You could argue with some of the choices I’ve made here. For example, I’m still using points and lines to encode the same data. But I tend to subscribe to Robert Kosara’s definition of chart junk, which states that, “chart junk is any element of a chart that does not contribute to clarifying the intended message.” Here, the lines serve to remind the audience that the data are on a rough age continuum, while the points clarify which parts are real data and which are interpolation. I’ve also added color to the percentage change values, as I feel it’s important to highlight the one age group that is experiencing a decrease in licensure. Eagle-eyed readers will probably notice that I’m abusing ggplot a little, in that I’ve supressed the automated legend and am using geom_text() to create a custom legend of colored text (and the tricks I had to pull in scale_color_manual() are just weird).5

So what have we learned about ggplot?
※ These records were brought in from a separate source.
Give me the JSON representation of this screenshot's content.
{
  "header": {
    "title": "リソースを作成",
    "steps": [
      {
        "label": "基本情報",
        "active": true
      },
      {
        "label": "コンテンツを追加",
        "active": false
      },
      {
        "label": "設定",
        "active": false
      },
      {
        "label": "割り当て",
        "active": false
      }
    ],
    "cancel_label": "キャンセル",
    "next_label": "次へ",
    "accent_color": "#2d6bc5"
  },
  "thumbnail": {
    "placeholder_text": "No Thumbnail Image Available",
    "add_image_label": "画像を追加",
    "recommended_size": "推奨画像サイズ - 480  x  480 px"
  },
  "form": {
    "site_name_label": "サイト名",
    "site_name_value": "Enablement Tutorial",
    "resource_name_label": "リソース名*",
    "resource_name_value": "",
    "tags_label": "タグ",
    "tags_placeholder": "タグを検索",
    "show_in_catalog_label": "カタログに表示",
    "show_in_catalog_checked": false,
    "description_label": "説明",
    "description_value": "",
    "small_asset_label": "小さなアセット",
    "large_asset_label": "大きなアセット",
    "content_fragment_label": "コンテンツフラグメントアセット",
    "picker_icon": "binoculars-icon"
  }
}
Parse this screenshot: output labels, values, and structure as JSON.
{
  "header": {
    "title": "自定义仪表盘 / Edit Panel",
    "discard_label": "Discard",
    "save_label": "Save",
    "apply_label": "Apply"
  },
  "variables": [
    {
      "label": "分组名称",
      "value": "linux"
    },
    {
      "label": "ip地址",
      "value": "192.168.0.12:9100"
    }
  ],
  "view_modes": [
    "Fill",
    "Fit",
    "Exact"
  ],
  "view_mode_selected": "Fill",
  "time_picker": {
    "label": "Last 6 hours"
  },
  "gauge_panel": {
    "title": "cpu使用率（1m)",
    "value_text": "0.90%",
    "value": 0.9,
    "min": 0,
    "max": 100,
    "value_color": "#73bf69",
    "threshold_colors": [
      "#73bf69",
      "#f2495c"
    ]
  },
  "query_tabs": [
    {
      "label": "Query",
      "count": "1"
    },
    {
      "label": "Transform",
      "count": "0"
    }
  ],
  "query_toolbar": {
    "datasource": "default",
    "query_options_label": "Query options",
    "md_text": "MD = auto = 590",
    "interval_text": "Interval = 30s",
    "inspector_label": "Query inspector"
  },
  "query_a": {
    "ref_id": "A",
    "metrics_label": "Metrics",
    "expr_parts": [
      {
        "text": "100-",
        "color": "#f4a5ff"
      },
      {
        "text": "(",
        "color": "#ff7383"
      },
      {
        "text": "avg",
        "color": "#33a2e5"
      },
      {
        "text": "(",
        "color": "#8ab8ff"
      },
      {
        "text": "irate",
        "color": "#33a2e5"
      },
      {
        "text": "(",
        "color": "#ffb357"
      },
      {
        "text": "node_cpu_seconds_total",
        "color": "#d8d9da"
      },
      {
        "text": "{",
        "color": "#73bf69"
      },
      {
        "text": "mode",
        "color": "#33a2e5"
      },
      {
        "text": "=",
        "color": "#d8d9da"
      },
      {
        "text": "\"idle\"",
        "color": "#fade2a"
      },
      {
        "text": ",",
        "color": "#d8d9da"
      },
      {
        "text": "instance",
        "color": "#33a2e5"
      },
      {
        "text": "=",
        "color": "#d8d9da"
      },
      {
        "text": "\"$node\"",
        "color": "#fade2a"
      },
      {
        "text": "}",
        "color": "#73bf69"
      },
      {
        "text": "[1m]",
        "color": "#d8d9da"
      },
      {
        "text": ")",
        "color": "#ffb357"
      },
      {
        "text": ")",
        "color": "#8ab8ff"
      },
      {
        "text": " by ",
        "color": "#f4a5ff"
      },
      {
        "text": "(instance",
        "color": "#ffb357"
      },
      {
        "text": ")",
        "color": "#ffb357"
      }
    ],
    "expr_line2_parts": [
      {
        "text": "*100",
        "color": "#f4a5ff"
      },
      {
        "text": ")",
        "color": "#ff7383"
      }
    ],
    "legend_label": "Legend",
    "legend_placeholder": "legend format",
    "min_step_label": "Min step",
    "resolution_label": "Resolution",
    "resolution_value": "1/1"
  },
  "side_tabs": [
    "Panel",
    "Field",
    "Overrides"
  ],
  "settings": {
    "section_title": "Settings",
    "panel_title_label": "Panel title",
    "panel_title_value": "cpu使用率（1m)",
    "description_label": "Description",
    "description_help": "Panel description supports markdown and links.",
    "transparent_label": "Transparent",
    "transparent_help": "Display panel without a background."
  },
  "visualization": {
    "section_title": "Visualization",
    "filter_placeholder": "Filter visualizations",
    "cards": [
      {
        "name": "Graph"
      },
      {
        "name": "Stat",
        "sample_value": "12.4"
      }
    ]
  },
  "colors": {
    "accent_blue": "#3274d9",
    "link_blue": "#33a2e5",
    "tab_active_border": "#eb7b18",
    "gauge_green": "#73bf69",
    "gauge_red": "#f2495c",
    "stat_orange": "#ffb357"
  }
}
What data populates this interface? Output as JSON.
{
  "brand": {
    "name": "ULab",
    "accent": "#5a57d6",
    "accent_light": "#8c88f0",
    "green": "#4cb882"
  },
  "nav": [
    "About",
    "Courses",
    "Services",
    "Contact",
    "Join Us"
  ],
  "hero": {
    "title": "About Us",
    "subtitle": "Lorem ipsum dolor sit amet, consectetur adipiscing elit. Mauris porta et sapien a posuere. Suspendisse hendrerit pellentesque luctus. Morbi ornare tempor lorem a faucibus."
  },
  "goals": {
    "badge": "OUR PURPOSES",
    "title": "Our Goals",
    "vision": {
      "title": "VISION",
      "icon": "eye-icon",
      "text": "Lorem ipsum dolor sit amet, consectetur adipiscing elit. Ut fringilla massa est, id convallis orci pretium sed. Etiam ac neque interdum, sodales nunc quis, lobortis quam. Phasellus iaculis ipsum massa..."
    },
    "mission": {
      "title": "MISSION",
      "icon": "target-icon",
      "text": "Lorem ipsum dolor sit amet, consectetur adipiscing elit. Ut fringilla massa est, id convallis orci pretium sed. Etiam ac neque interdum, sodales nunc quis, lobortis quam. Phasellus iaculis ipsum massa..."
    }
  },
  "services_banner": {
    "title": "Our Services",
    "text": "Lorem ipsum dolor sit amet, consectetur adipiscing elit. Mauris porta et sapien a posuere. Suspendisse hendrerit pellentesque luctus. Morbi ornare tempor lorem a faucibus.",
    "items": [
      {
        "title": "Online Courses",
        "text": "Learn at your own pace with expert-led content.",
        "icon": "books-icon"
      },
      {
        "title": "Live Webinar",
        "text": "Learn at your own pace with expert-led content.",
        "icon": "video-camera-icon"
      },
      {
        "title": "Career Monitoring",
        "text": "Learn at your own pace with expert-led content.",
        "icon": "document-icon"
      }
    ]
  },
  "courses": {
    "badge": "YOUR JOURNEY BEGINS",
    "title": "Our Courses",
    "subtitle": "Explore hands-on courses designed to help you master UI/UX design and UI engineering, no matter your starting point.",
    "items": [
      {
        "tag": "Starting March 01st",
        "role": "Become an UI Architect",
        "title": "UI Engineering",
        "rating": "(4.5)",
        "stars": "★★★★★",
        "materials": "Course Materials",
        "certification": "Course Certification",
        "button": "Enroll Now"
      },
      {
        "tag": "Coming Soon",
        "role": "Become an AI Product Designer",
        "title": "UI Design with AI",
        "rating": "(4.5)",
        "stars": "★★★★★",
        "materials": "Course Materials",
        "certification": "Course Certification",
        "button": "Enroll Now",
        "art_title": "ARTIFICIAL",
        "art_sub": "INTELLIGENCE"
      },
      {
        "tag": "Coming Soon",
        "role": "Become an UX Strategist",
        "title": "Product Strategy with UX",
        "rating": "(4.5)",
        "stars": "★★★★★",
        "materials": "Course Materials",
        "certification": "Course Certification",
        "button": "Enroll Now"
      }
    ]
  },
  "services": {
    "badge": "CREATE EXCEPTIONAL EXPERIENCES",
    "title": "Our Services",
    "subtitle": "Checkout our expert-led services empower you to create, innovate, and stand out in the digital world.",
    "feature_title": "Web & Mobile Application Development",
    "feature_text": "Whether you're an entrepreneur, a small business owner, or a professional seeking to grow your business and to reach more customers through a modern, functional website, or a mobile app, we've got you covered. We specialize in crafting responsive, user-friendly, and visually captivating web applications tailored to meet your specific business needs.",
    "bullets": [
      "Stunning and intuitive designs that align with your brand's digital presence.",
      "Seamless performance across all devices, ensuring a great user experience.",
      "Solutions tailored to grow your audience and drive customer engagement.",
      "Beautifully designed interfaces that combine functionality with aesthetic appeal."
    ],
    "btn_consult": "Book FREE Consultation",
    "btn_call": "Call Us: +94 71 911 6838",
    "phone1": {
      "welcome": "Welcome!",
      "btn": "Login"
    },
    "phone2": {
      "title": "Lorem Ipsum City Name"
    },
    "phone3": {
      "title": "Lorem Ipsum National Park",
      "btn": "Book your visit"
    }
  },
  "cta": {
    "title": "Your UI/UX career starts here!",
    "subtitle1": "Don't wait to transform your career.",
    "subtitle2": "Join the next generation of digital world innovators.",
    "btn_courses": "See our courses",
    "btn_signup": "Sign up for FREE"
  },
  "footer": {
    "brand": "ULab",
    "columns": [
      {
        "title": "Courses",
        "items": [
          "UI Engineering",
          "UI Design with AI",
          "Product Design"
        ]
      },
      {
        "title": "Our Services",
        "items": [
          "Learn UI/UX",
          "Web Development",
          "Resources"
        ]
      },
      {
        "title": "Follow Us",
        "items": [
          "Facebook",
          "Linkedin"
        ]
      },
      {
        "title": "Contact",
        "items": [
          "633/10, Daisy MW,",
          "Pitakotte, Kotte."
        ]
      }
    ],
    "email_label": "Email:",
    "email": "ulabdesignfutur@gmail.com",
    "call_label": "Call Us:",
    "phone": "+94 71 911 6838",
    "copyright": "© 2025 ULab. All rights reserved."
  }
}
Look at how much explaining I had to do after each piece of code. This tells you that ggplot packs an awful lot of power into a few commands. A lot of that power comes from the things ggplot does implicitly, like establishing uniform axis limits across facets and building sensible axis labels based on the type of data used for the “x” and “y” aesthetics. Notice that ggplot even arranged the facets in the correct order.6 At the same time, ggplot allows for a lot of explicit control through the various scale() commands or theme(). The key to mastering ggplot is understanding how the system “thinks” about your data, and what it will try do for you. Lastly, notice that I was able to cook up a basic visualization of the data with just a few succinct lines of code, and gradually build the visualization’s complexity, iterating its design until I arrived at the presentation I wanted. This is a powerful feature, and one ideal for data exploration.

Feel free to grab the data and R code for this project.

  1. We will, of course, be using plyr, another indispensible tool from the mind of Dr. Wickham. In this case, we use mutate() in the call to ddply() to add two new columns to the dataset (which I’m calling “data.bloom”). For each age group, calculate whether the value increases from 2003 to 2013 (“is.increasing”), and the percentage change (“percent”). 

  2. Note that facet_wrap() and facet_grid() use an elegant formula interface for defining facets, of the form rows ~ columns. In this case, I only need to define either the rows or the columns. But in another dataset I could facet, say, age.group + income ~ gender

  3. Technically everything before print() is a single line of code, and I’m inserting line breaks for readability (notice the + signs at the end of each line, which connect all of the ggplot commands). 

  4. ggplot’s sensible way of handling the automatic layout and scaling of plot elements is half the reason I prefer it over the base plotting system. 

  5. And notice my use of y = -Inf in the call to geom_text(). This tells ggplot to place the text at the minimum of the y-axis, whatever that might turn out to be, a very useful feature that is documented nowhere

  6. Really, we just got lucky there. When you are faceting based on character data (as we are here), ggplot attempts to arrange facets alphabetically, which works to our favor in this case. If you needed to place the facets in an arbitrary order, your best bet would be to convert your faceting columns into ordered factors, in which case ggplot will place the facets using the underlying order.